Heineken campaigns against drink driving as study unveils behavioural causes
Amsterdam-based drinks brand Heineken is upping its social good footprint as it reveals the findings of its self-commissioned research into the unlawful and dangerous behavior, drink driving.
Heineken tackles drink driving with new study
Expanding upon its Enjoy Heineken Responsibly platform and touching down after its sponsorship of the Italian Grand Prix, the company, working with behavioural design expert, Sille Krukow, is looking to use the power of its brand to combat the causes of drink driving at its root.
The global study of 10,000 people who have driven after consuming alcohol, found that 79% of respondents plan their journey before a night out. Naturally all good plans can fail. The study links drink driving to cultural and societal norms, which have the ability to override any good intentions in the heat of the moment.
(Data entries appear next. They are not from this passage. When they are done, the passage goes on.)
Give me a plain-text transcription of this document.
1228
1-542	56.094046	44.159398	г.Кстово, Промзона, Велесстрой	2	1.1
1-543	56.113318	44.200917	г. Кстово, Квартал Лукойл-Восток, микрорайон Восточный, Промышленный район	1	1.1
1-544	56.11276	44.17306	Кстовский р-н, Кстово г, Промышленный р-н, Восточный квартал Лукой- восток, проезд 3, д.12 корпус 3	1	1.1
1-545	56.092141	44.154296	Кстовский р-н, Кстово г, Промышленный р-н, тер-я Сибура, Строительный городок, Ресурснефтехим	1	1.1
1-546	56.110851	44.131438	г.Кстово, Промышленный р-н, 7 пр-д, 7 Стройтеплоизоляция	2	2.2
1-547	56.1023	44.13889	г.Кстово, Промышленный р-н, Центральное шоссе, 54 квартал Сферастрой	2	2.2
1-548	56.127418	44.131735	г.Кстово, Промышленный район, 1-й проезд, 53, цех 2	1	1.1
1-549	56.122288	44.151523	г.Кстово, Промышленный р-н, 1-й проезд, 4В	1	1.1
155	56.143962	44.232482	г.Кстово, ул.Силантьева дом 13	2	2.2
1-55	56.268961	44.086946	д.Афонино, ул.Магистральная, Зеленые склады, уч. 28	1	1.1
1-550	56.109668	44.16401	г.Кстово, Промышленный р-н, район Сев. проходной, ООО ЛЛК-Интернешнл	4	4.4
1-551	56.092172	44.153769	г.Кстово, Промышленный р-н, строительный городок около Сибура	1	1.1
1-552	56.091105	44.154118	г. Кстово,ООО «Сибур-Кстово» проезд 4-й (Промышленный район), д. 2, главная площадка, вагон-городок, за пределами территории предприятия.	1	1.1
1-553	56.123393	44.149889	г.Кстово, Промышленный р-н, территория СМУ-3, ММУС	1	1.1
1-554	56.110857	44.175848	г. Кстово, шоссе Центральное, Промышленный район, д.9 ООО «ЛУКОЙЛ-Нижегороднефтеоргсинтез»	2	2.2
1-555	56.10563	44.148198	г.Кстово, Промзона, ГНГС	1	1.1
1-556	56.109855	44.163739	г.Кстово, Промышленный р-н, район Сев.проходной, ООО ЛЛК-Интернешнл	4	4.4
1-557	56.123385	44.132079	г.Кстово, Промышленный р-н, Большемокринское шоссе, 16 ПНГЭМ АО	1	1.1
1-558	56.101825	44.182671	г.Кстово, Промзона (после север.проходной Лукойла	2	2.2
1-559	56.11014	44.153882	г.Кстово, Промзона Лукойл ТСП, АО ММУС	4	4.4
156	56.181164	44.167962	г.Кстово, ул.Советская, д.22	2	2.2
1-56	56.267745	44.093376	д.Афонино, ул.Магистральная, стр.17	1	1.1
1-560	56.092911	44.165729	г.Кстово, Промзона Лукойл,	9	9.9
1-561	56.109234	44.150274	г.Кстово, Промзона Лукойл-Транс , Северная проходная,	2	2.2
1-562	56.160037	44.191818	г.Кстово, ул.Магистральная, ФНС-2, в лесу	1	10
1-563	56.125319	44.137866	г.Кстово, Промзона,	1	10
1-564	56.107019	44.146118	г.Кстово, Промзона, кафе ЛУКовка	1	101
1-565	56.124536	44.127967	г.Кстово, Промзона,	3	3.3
Half of drink drivers would not describe their behaviour as ‘drink driving’, a quarter think drink driving is accepted by their culture and only 43% were concerned about getting caught by the police. Providing more insight, 64% find it acceptable to drink and drive if they have eaten a lot, alternated between alcoholic drinks, or taken a short nap and half believe they can drink more than non-drink drivers before their skills are impaired.
Gianluca Di Tondo, senior director global Heineken brand, said: “Our ‘When You Drive, Never Drink’ programme gives us an unprecedented opportunity to help change attitudes and behaviours and reduce drink driving around the world. For our campaign to be effective, we really need to dig deep in order to understand the causes of the problem.”
“To play our part in reducing drink driving, we have partnered with Nudge and behavioural design expert, Sille Krukow, also a visiting professor at University of Colorado, Denver. Based on the findings of the study, and using Sille’s expertise, we will develop responsible drinking campaigns in selected markets to test and measure drink driving reduction initiatives based on nudge theory.”
Sille Krukow of Nudge added: “Changing consumer behaviour is a matter of integrating visual feedback and behavioural principles into decision making moments. The social group can be of great, positive influence on the decision not to drink and drive. We will focus on solutions that can empower the group to stay in control and positively encourage their peers to make the correct decisions.”
The research follows 2016 campaign ‘When You Drive, Never Drink’ which featured F1 veteran sir Jackie Stewart.